Une autre possibilité est une baisse des biens commerciaux nécessaires. La Mésopotamie et l'Égypte connaissaient toutes deux des problèmes à la même époque, ce qui aurait pu entraîner une importante perturbation du commerce. La période de l'Harappéen tardif correspond approximativement à l'âge du bronze moyen en Mésopotamie (2119-1700 avant J.-C.), période pendant laquelle les Sumériens - les principaux partenaires commerciaux des peuples de la vallée de l'Indus - s'efforçaient de chasser les envahisseurs gutis et, entre 1792 et 1750 avant J.-C., le roi babylonien Hammourabi conquit les cités-États pour consolider son empire. En Égypte, la période correspond à la dernière partie du Moyen Empire (2040-1782 avant notre ère), lorsque la faible 13e dynastie régnait juste avant l'arrivée des Hyksos et la perte de pouvoir et d'autorité du gouvernement central.
Cependant, la raison sur laquelle les experts du début du XXe siècle se sont appuyés n'était aucune de ces raisons, mais l'affirmation selon laquelle les peuples de la vallée de l'Indus avaient été conquis et chassés vers le sud par une invasion d'une race supérieure d'Aryens à la peau claire.
La théorie de l'invasion aryenne
Les spécialistes occidentaux s'étaient intéressés la traduction et à l'interprétation de la littérature védique de l'Inde depuis plus de 200 ans lorsque Wheeler commença à fouiller les sites et, au cours de cette période, ils élaborèrent la théorie selon laquelle le sous-continent avait été conquis à un moment donné par une race à la peau claire connue sous le nom d'Aryens qui auraient établi une culture élevée dans tout le pays. Cette théorie se développa lentement et, au début, innocemment, grâce à la publication d'un ouvrage du philologue anglo-gallois Sir William Jones (1746-1794) en 1786. Jones, un lecteur assidu de sanskrit, nota qu'il y avait des similitudes remarquables entre cette langue et les langues européennes et affirma qu'il devait y avoir une source commune à toutes ces langues ; il appela cette source le proto-indo-européen.

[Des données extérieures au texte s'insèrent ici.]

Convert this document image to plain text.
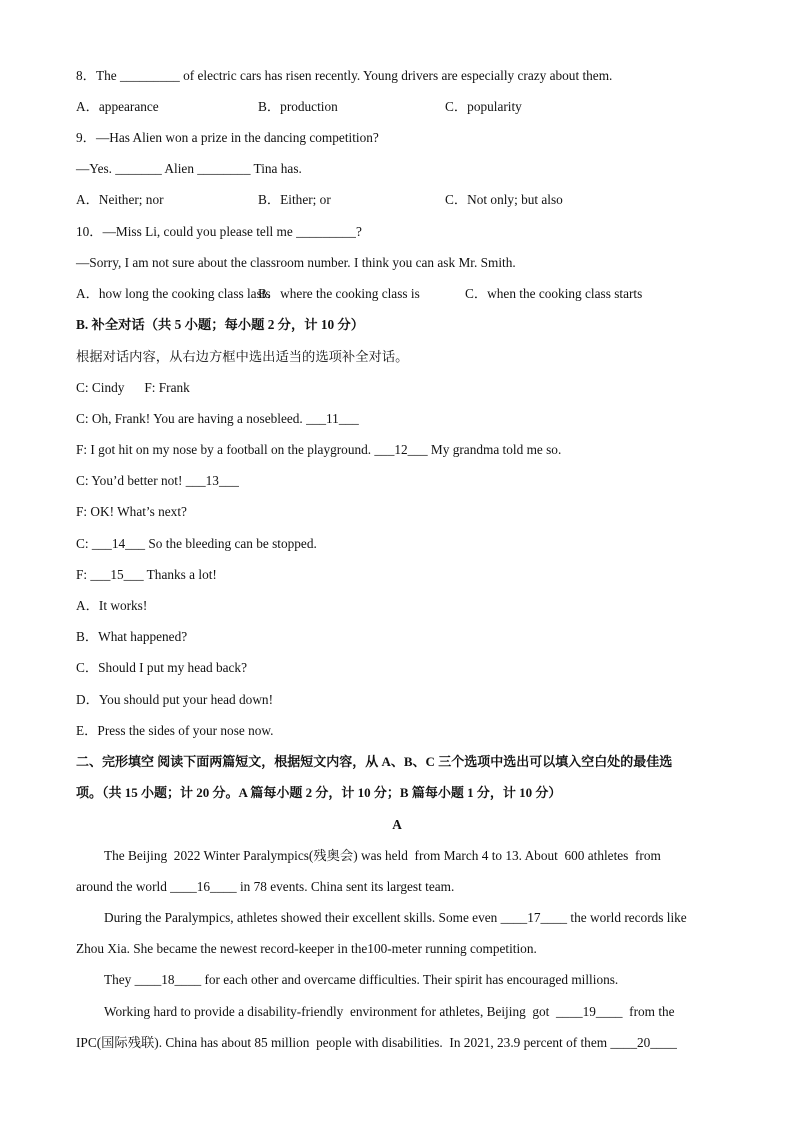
8．The _________ of electric cars has risen recently. Young drivers are especially crazy about them.
A．appearance	B．production	C．popularity
9．—Has Alien won a prize in the dancing competition?
—Yes. _______ Alien ________ Tina has.
A．Neither; nor	B．Either; or	C．Not only; but also
10．—Miss Li, could you please tell me _________?
—Sorry, I am not sure about the classroom number. I think you can ask Mr. Smith.
A．how long the cooking class lasts
B．where the cooking class is	C．when the cooking class starts
B. 补全对话（共 5 小题；每小题 2 分，计 10 分）
根据对话内容，从右边方框中选出适当的选项补全对话。
C: Cindy      F: Frank
C: Oh, Frank! You are having a nosebleed. ___11___
F: I got hit on my nose by a football on the playground. ___12___ My grandma told me so.
C: You’d better not! ___13___
F: OK! What’s next?
C: ___14___ So the bleeding can be stopped.
F: ___15___ Thanks a lot!
A．It works!
B．What happened?
C．Should I put my head back?
D．You should put your head down!
E．Press the sides of your nose now.
二、完形填空 阅读下面两篇短文，根据短文内容，从 A、B、C 三个选项中选出可以填入空白处的最佳选
项。（共 15 小题；计 20 分。A 篇每小题 2 分，计 10 分；B 篇每小题 1 分，计 10 分）
A
The Beijing  2022 Winter Paralympics(残奥会) was held  from March 4 to 13. About  600 athletes  from
around the world ____16____ in 78 events. China sent its largest team.
During the Paralympics, athletes showed their excellent skills. Some even ____17____ the world records like
Zhou Xia. She became the newest record-keeper in the100-meter running competition.
They ____18____ for each other and overcame difficulties. Their spirit has encouraged millions.
Working hard to provide a disability-friendly  environment for athletes, Beijing  got  ____19____  from the
IPC(国际残联). China has about 85 million  people with disabilities.  In 2021, 23.9 percent of them ____20____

Plus tard, des spécialistes occidentaux, essayant d'identifier la "source commune" de Jones, conclurent qu'une race à la peau claire venue du nord - quelque part en Europe - avait conquis les terres du sud, notamment l'Inde, y établissant une culture et propageant sa langue et ses coutumes, même si rien, objectivement, ne confirmait cette opinion. Un écrivain élitiste français, Joseph Arthur de Gobineau (1816-1882), popularisa ce point de vue dans son ouvrage intitulé Essai sur l'inégalité des races humaines, publié en 1855, et il affirma que les races supérieures, à la peau claire, avaient du "sang aryen" et étaient naturellement disposées à dominer les races inférieures.
Le livre de Gobineau fut admiré par le compositeur allemand Richard Wagner (1813-1883), dont le gendre d'origine britannique, Houston Stewart Chamberlain (1855-1927), popularisa les idées dans son œuvre, qui finit par influencer Adolf Hitler et l'architecte de l'idéologie nazie, Alfred Rosenberg (1893-1946). Ces vues racialistes ont été validées par un philologue et érudit allemand qui ne les partageait pas, Max Muller (1823-1900), le soi-disant "auteur" de la théorie de l'invasion aryenne qui insista, dans tous ses travaux, sur le fait que l'aryen était lié à une différence linguistique et n'avait rien à voir avec l'ethnicité.
Cependant, ce que Muller dit n'avait guère d'importance car, au moment où Wheeler fouilla les sites dans les années 1940, les gens respiraient ces théories avec l'air du temps depuis plus de 50 ans. Il faudra encore des décennies avant que la majorité des savants, des écrivains et des universitaires ne commencent à reconnaître que le terme "aryen" désignait à l'origine une catégorie de personnes - n'ayant rien à voir avec la race - et, selon l'archéologue J. P. Mallory, "en tant que désignation ethnique, le mot [aryen] se limite le plus justement aux Indo-Iraniens" (Farrokh, 17). Les premiers Iraniens s'identifiaient comme Aryens, ce qui signifie "noble", "libre" ou "civilisé", et le terme est resté en usage pendant plus de 2000 ans, jusqu'à ce qu'il soit corrompu par les racistes européens pour servir leur propre agenda.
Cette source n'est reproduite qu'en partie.